Four dolphins (Tursiops truncatus) and their calves were also observed after birth and showed a similar pattern of sleep behaviour (Fig. 1b). Neither mothers nor calves rested at the surface during the first postpartum month, but time spent resting then gradually increased towards that spent by normal adults. As in the case of the killer whales, the neonates always showed less rest behaviour than the mothers.
Administration of cortisol to an adult male and to an adult female dolphin (0.4–0.8 mg per kg, twice a day) and administration of oxytocin — a hormone that increases with parturition and lactation — to another adult female dolphin (0.1 mg per kg, twice a day) produced non-significant increases or no change in the amount of sleep (results not shown).
When the dolphin and killer-whale neonates surfaced to breathe at intervals of 3–30 s, the mother typically continued swimming, forcing the neonate to track her movements and catch up. The non-circular shapes of all but one of the pools housing the dolphins and killer whales, the tendency of the animals to stay within 1–3 m of the walls, and the presence of other animals in the pool (often swimming in opposite directions), as well as frequent breathing in the neonate, all necessitated much turning and surfacing by the postpartum cetaceans. These activities are incompatible with sustained periods of sleep.

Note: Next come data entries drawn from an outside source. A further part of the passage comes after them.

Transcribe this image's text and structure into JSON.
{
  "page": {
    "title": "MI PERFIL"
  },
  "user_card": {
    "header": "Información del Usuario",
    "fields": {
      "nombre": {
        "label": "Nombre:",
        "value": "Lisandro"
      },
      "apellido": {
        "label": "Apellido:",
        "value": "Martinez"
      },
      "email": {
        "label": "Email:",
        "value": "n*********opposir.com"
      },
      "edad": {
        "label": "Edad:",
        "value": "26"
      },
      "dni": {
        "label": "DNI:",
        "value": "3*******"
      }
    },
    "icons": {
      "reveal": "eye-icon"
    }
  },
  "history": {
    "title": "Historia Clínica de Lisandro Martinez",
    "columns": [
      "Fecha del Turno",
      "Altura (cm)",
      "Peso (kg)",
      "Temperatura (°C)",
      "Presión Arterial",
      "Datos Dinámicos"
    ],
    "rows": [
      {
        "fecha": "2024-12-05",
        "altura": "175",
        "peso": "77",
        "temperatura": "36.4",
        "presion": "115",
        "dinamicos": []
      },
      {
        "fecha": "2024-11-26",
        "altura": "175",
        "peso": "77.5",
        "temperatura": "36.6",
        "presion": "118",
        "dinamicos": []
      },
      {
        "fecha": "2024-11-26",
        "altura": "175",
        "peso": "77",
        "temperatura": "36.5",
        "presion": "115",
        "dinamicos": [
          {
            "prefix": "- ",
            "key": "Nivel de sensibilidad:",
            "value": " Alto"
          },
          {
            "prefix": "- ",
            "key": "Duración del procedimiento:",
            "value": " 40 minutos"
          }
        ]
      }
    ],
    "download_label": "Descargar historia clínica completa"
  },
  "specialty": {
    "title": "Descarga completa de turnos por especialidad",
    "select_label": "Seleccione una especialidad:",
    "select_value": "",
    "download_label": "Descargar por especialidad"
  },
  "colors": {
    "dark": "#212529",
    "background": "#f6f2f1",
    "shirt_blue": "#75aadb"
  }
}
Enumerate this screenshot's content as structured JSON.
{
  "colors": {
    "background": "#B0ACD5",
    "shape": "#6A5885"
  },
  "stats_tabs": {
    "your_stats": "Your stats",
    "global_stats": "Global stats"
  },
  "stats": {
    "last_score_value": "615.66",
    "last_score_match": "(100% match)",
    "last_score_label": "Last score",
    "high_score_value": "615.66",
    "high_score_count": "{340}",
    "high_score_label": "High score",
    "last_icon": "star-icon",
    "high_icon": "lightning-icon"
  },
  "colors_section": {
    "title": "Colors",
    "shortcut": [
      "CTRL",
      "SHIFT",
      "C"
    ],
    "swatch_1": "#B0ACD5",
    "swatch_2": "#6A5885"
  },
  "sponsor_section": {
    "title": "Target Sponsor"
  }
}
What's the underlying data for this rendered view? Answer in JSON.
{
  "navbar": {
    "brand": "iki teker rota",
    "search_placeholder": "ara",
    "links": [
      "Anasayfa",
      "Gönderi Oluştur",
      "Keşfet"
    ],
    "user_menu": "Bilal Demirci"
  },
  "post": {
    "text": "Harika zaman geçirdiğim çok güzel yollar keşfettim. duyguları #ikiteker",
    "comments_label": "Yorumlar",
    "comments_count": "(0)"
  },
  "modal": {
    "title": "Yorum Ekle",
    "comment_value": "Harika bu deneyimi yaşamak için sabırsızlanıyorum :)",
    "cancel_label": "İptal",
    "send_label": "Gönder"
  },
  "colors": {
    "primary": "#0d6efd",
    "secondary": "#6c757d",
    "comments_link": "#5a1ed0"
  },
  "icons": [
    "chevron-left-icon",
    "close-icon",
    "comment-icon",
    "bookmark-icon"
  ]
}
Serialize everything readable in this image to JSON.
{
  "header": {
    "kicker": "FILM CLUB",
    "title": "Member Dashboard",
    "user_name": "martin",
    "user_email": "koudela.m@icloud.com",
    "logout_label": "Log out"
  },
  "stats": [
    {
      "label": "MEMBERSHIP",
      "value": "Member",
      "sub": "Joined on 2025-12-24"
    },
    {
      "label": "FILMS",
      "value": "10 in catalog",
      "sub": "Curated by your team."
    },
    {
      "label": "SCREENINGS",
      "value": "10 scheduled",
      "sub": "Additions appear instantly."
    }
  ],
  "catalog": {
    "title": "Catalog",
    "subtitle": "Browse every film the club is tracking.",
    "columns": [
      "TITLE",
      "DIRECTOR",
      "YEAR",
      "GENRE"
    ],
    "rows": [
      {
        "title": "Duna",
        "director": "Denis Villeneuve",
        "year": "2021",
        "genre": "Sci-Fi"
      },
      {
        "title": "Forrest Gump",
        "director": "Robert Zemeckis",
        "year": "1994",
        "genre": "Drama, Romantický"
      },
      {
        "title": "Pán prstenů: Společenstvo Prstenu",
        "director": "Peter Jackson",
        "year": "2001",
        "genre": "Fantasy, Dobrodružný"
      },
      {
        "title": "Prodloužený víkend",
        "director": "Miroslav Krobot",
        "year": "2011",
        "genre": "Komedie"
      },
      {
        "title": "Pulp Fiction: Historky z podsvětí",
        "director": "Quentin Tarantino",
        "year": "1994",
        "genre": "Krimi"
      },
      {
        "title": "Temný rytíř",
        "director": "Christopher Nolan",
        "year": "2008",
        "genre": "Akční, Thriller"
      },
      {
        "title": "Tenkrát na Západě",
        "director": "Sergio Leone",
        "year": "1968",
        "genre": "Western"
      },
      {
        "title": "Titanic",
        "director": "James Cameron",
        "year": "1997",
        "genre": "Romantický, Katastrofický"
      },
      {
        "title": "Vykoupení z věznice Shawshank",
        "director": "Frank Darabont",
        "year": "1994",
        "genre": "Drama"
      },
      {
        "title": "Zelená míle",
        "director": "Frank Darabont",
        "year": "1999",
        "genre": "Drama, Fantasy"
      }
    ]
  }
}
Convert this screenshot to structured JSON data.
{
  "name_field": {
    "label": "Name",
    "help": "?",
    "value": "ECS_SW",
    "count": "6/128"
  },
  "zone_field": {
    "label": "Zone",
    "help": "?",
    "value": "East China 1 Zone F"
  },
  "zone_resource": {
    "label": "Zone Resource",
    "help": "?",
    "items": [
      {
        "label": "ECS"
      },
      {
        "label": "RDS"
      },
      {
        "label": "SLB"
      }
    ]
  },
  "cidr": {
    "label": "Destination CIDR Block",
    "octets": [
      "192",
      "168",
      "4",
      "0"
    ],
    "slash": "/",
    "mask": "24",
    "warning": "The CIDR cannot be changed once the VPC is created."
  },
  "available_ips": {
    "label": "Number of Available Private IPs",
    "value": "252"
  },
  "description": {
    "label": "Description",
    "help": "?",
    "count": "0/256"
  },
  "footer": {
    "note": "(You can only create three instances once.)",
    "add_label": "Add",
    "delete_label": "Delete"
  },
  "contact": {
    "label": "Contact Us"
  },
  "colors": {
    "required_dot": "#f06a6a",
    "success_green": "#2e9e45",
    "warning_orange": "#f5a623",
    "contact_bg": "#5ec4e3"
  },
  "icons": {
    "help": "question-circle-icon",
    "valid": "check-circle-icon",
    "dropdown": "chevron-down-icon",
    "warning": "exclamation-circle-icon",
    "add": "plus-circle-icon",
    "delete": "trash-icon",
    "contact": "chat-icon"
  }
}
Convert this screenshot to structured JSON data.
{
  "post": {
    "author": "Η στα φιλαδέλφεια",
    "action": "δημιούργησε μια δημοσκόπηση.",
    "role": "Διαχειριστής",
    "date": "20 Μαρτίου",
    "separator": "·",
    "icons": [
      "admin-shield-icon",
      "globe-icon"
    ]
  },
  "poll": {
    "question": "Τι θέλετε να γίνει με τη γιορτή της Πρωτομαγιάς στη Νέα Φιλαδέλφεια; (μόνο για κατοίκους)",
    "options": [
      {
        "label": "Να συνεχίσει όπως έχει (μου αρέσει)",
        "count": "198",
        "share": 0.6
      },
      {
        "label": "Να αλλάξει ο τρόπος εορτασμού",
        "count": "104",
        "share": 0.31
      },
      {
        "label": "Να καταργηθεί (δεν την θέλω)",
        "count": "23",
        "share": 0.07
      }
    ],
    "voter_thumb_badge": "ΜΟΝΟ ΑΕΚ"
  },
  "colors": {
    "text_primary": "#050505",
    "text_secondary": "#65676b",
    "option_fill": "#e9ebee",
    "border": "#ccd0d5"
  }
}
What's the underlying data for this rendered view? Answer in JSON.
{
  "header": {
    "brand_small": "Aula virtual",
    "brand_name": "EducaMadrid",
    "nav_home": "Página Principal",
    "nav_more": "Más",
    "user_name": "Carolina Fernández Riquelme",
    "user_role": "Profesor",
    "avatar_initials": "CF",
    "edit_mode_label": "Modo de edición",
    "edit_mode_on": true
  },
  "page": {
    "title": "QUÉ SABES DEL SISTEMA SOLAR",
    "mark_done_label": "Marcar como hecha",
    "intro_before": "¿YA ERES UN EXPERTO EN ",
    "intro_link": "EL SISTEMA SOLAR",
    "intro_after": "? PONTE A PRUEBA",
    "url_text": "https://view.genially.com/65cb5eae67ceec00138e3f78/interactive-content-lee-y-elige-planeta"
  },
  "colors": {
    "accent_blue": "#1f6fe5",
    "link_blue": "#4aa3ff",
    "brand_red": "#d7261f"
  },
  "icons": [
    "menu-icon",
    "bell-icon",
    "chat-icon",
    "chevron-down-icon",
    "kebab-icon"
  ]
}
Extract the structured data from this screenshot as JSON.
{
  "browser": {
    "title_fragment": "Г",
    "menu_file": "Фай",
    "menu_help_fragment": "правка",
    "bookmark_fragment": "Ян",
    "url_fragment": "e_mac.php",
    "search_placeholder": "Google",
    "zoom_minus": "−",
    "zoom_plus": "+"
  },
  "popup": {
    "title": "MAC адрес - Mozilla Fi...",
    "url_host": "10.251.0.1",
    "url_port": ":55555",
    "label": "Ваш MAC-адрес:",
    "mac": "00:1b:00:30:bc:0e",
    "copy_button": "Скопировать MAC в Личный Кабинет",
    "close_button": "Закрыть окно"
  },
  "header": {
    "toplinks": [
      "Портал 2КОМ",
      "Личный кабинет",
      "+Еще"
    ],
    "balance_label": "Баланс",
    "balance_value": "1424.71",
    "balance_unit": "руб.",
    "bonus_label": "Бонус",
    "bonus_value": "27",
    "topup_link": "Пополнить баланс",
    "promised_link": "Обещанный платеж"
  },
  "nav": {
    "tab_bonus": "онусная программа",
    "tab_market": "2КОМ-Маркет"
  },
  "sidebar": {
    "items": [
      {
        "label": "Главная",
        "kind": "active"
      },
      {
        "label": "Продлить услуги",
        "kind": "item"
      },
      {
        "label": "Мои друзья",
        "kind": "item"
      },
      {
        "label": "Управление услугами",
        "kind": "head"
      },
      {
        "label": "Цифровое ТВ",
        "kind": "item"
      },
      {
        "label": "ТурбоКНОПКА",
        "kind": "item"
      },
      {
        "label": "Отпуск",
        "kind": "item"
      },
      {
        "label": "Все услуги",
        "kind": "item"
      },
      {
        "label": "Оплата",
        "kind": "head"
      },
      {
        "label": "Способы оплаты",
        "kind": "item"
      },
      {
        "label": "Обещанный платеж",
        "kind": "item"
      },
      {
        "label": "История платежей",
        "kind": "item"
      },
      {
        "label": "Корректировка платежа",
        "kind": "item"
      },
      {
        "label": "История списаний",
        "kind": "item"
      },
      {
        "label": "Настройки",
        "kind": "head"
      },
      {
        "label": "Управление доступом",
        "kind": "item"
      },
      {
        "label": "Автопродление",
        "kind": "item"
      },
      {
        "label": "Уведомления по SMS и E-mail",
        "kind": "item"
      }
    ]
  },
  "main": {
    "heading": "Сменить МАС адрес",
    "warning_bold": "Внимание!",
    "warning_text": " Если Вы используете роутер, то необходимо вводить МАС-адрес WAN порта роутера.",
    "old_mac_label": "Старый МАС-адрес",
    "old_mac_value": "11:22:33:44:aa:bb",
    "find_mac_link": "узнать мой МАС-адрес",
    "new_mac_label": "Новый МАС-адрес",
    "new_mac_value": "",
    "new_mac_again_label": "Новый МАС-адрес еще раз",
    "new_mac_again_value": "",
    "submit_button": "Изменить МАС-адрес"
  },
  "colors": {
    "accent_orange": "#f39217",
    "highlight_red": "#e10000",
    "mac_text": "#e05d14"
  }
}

We have previously reported that unihemispheric slow waves in the brains of dolphins and beluga whales (Delphinapterus leucas) are invariably linked to closure of the contralateral eye5,6. We found that unilateral or bilateral eye closure was almost never (for less than 0.4% of 24 h) observed in dolphin mothers during the first 2 months postpartum. The calves showed unilateral eye closure rarely (for less than 1.5% of the time) at less than 1 month of age. This amount increased to 16% of the time at 3 months, with the open eye nearly always (95–99% of the time) being directed towards the mother.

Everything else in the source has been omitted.